ACM SIGKDD 国际会议是由 ACM 的知识发现及数据挖掘专委会（SIGKDD）主办的数据挖掘研究领域的顶级年会。KDD 大会涉及的议题大多跨学科且应用广泛，吸引了来自统计、机器学习、数据库、万维网、生物信息学、多媒体、自然语言处理、人机交互、社会网络计算、高性能计算以及大数据挖掘等众多领域的专家和学者参会。

Research Track最佳论文

《Adversarial attacks on classification models for Graphs》

Daniel Zügner， Amir Akbarnejad， Stephan Günnemann

【Abstract】Deep learning models for graphs have achieved strong performance for the task of node classification. Despite their proliferation, currently there is no study of their robustness to adversarial attacks. Yet, in domains where they are likely to be used, e.g. the web, adversaries are common. Can deep learning models for graphs be easily fooled? In this work, we introduce the first study of adversarial attacks on attributed graphs, specifically focusing on models exploiting ideas of graph convolutions. In addition to attacks at test time, we tackle the more challenging class of poisoning/causative attacks, which focus on the training phase of a machine learn ing model. We generate adversarial perturbations targeting the node’s features and the graph structure, thus, taking the dependencies between instances in account. Moreover, we ensure that the perturbations remain unnoticeable by preserving important data characteristics. To cope with the underlying discrete domain we propose an efficient algorithm Nettack exploiting incremental computations. Our experimental study shows that accuracy of node classification significantly drops even when performing only few perturbations. Even more, our attacks are transferable: the learned attacks generalize to other state-of-the-art node classification models and unsupervised approaches, and likewise are successful even when only limited knowledge about the graph is given.

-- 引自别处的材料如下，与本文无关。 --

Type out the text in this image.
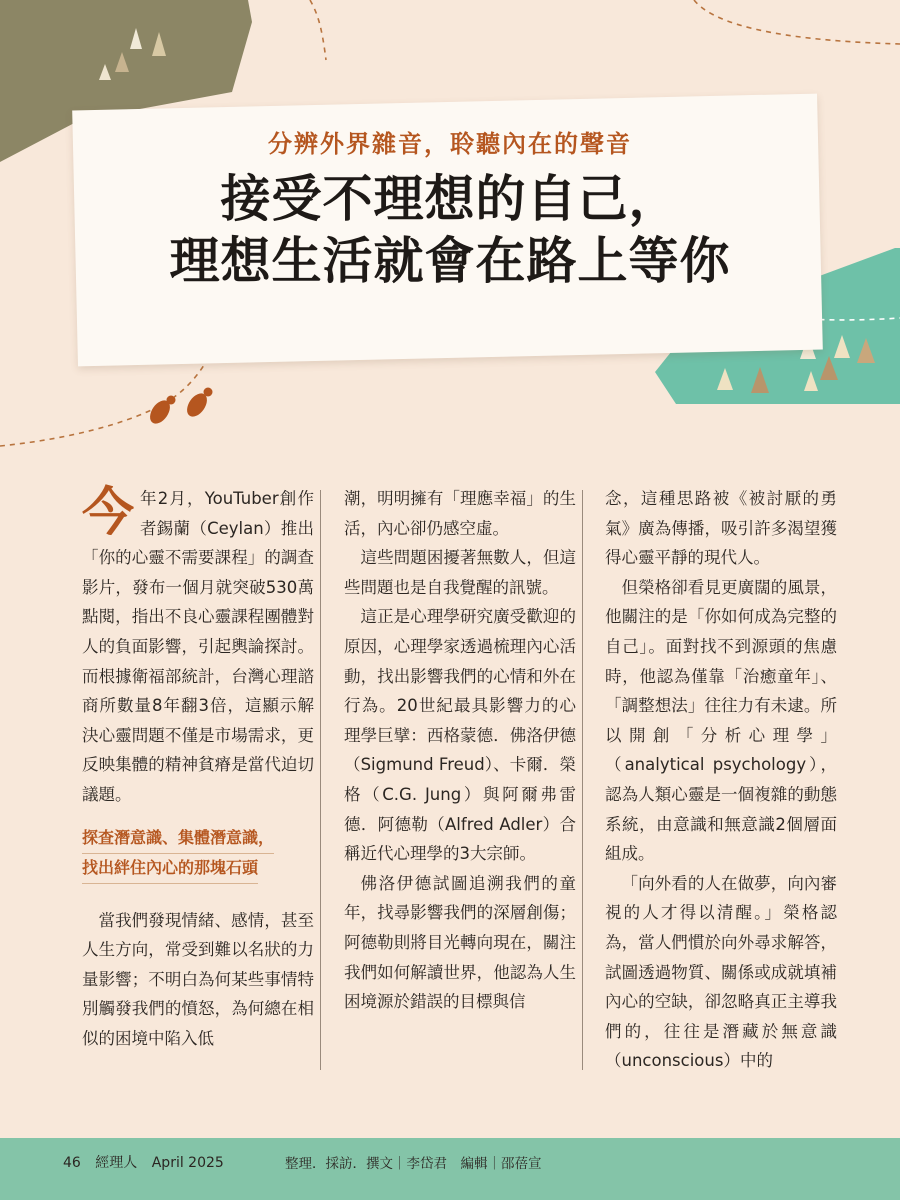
分辨外界雜音，聆聽內在的聲音
接受不理想的自己，
理想生活就會在路上等你

今年2月，YouTuber創作者錫蘭（Ceylan）推出「你的心靈不需要課程」的調查影片，發布一個月就突破530萬點閱，指出不良心靈課程團體對人的負面影響，引起輿論探討。而根據衛福部統計，台灣心理諮商所數量8年翻3倍，這顯示解決心靈問題不僅是市場需求，更反映集體的精神貧瘠是當代迫切議題。

探查潛意識、集體潛意識，
找出絆住內心的那塊石頭

當我們發現情緒、感情，甚至人生方向，常受到難以名狀的力量影響；不明白為何某些事情特別觸發我們的憤怒，為何總在相似的困境中陷入低

潮，明明擁有「理應幸福」的生活，內心卻仍感空虛。

這些問題困擾著無數人，但這些問題也是自我覺醒的訊號。

這正是心理學研究廣受歡迎的原因，心理學家透過梳理內心活動，找出影響我們的心情和外在行為。20世紀最具影響力的心理學巨擘：西格蒙德．佛洛伊德（Sigmund Freud）、卡爾．榮格（C.G. Jung）與阿爾弗雷德．阿德勒（Alfred Adler）合稱近代心理學的3大宗師。

佛洛伊德試圖追溯我們的童年，找尋影響我們的深層創傷；阿德勒則將目光轉向現在，關注我們如何解讀世界，他認為人生困境源於錯誤的目標與信

念，這種思路被《被討厭的勇氣》廣為傳播，吸引許多渴望獲得心靈平靜的現代人。

但榮格卻看見更廣闊的風景，他關注的是「你如何成為完整的自己」。面對找不到源頭的焦慮時，他認為僅靠「治癒童年」、「調整想法」往往力有未逮。所以開創「分析心理學」（analytical psychology），認為人類心靈是一個複雜的動態系統，由意識和無意識2個層面組成。

「向外看的人在做夢，向內審視的人才得以清醒。」榮格認為，當人們慣於向外尋求解答，試圖透過物質、關係或成就填補內心的空缺，卻忽略真正主導我們的，往往是潛藏於無意識（unconscious）中的

46 經理人 April 2025	整理．採訪．撰文｜李岱君　編輯｜邵蓓宣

【论文摘要】图的深度学习模型在节点分类任务中有很好的表现。尽管它们被大量应用，但是目前还没有研究它们抗敌攻击的能力。然而，在其可能被使用的领域，例如网络应用中，对手是很常见的。图的深度学习模型容易被愚弄吗？在本文中，我们首先介绍了对属性图的对抗性攻击的研究，特别集中于利用图卷积思想的模型。除了测试时的攻击，我们还处理了更具挑战性的一类中毒/因果攻击，其重点是机器学习模型的训练阶段。我们生成针对节点特征和图结构的对抗性扰动，从而考虑实例之间的依赖关系。此外，通过保持重要数据特征，我们确保扰动保持不明显。为了处理底层离散域，我们提出了利用增量计算的有效算法Nettack。我们的实验研究表明，即使只执行很少的扰动，节点分类的精度也显著下降。此外，我们的攻击是可推广的：学习到的攻击推广到其他最先进的节点分类模型和无监督方法，即使仅给出关于图的有限知识，结果同样是成功的。

Research Track最佳学生论文

《XiaoIce Band: A Melody and Arrangement Generation Framework for Pop Music》

Hongyuan Zhu， Qi Liu， Nicholas Jing Yuan， Chuan Qin， Jiawei Li， Kun Zhang， Guang Zhou， Furu Wei， Yuanchun Xu， Enhong Chen

【Abstract】With the development of knowledge of music composition and the recent increase in demand, an increasing number of companies and research institutes have begun to study the automatic generation of music. However, previous models have limitations when applying to song generation, which requires both the melody and arrangement. Besides, many critical factors related to the quality of a song such as chord progression and rhythm patterns are not well addressed. In particular, the problem of how to ensure the harmony of multi-track music is still underexplored. To this end, we present a focused study on pop music generation, in which we take both chord and rhythm influence of melody generation and the harmony of music arrangement into consideration. We pro- pose an end-to-end melody and arrangement generation frame- work, called XiaoIce Band, which generates a melody track with several accompany tracks played by several types of instruments. Specifically, we devise a Chord based Rhythm and Melody Cross- Generation Model (CRMCG) to generate melody with chord progressions. Then, we propose a Multi-Instrument Co-Arrangement Model (MICA) using multi-task learning for multi-track music arrangement. Finally, we conduct extensive experiments on a real- world dataset, where the results demonstrate the effectiveness of XiaoIce Band.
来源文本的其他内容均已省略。